Macro
Market rally surprises investors as S&P 500 and Nasdaq near historic highs, fueled by dovish Fed signals and AI optimism.
By Bill Bullington
ᐧ
The recent rally in the U.S. stock market has taken many investors by surprise, with the S&P 500 nearing its previous closing high and the Nasdaq just a fraction away from its historic peak. This unexpected upturn, described by Tim Anderson of MND Partners as the "pain trade," contradicts the bearish sentiment that prevailed just weeks ago, driven by fears of persistent high interest rates and possible Federal Reserve actions. The shift in market dynamics was sparked by a less aggressive jobs report and Fed Chair Powell's indication that rate hikes were unlikely, leading to a modest market melt-up.
Contrary to the belief that the Federal Reserve's dovish stance alone is propelling the market, Nicholas Colas from DataTrek emphasizes the underlying confidence in future economic growth. This confidence is reflected in the forward earnings estimates for the S&P 500, which continue to rise, defying the usual trend of declines at the quarter's start. Additionally, the artificial intelligence narrative is expanding beyond tech, notably boosting utilities to 52-week highs due to anticipated increases in power demand from data centers. This broadening of the AI story underscores the diverse drivers of the current market rally.

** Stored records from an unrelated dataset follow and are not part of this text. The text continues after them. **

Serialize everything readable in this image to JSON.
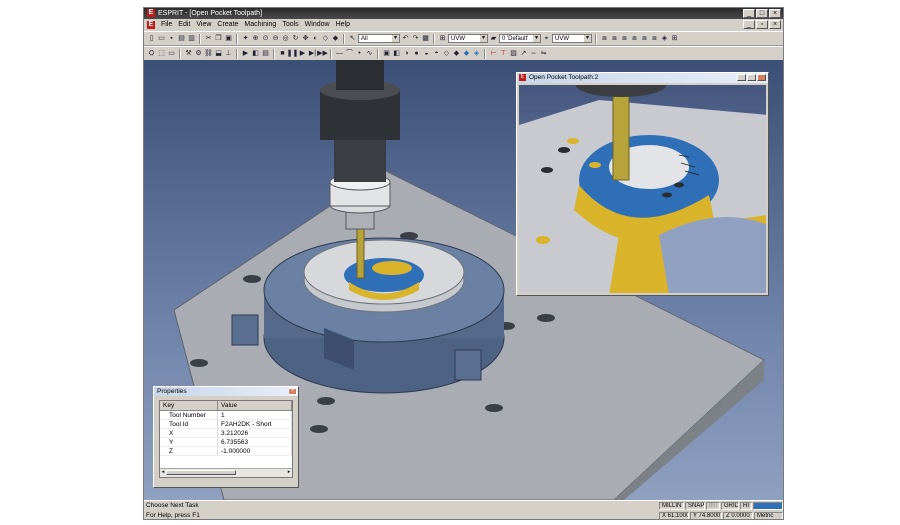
{
  "window": {
    "title": "ESPRIT - [Open Pocket Toolpath]",
    "logo": "E"
  },
  "window_buttons": [
    "_",
    "□",
    "×"
  ],
  "mdi_buttons": [
    "_",
    "▫",
    "×"
  ],
  "menu": [
    "File",
    "Edit",
    "View",
    "Create",
    "Machining",
    "Tools",
    "Window",
    "Help"
  ],
  "toolbar": {
    "select_filter": "All",
    "plane_combo_1": "UVW",
    "layer_combo": "0 'Default'",
    "plane_combo_2": "UVW"
  },
  "subwindow": {
    "title": "Open Pocket Toolpath:2",
    "logo": "E"
  },
  "properties": {
    "title": "Properties",
    "close": "×",
    "columns": [
      "Key",
      "Value"
    ],
    "rows": [
      {
        "key": "Tool Number",
        "value": "1"
      },
      {
        "key": "Tool Id",
        "value": "F2AH2DK - Short"
      },
      {
        "key": "X",
        "value": "3.212026"
      },
      {
        "key": "Y",
        "value": "6.735563"
      },
      {
        "key": "Z",
        "value": "-1.000000"
      }
    ]
  },
  "status": {
    "line1": "Choose Next Task",
    "line2": "For Help, press F1",
    "mode_indicators": [
      "MILLIN",
      "SNAP",
      "INT",
      "GRID",
      "HI"
    ],
    "x": "X 61.1000",
    "y": "Y 74.8000",
    "z": "Z 0.0000",
    "units": "Metric"
  },
  "colors": {
    "viewport_top": "#3c4f76",
    "viewport_bottom": "#8fa0c0",
    "part_gray": "#a9adb3",
    "fixture_blue": "#556a8a",
    "toolpath_yellow": "#d9b42a",
    "pocket_blue": "#2f6fb8",
    "accent_red": "#c61a1a"
  }
}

The explosion in zero-day options trading, capturing 45% of the S&P 500 options volume, highlights a growing fascination with these high-risk, high-reward instruments. Despite the surge to approximately $862 billion in notional value, the Bloomberg Markets Live Pulse survey reveals a divided sentiment, with nearly half of the respondents bracing for a potential market disaster. This division reflects the speculative allure of zero-day options, even as concerns about their impact on stock volatility and retail investor losses persist. Yet, the majority of professional investors argue for keeping these options accessible, citing fairness.
Tim Anderson, MND Partners (Neutral on the market):
"The pain trade is up."
Nicholas Colas, DataTrek (Bullish on U.S. stocks and European small caps/Emerging markets):
"Without investors being fundamentally confident in future economic growth, Fed policy alone would not be enough to be pushing U.S. stocks near new highs and European small caps/Emerging markets past their 1-year highs."
Alec Young, MAPsignals.com (Cautiously Optimistic on the market):
"You’re not going to get some huge selloff to get back into the markets... If we get more data that is inflation friendly, we are going to be at new highs fast."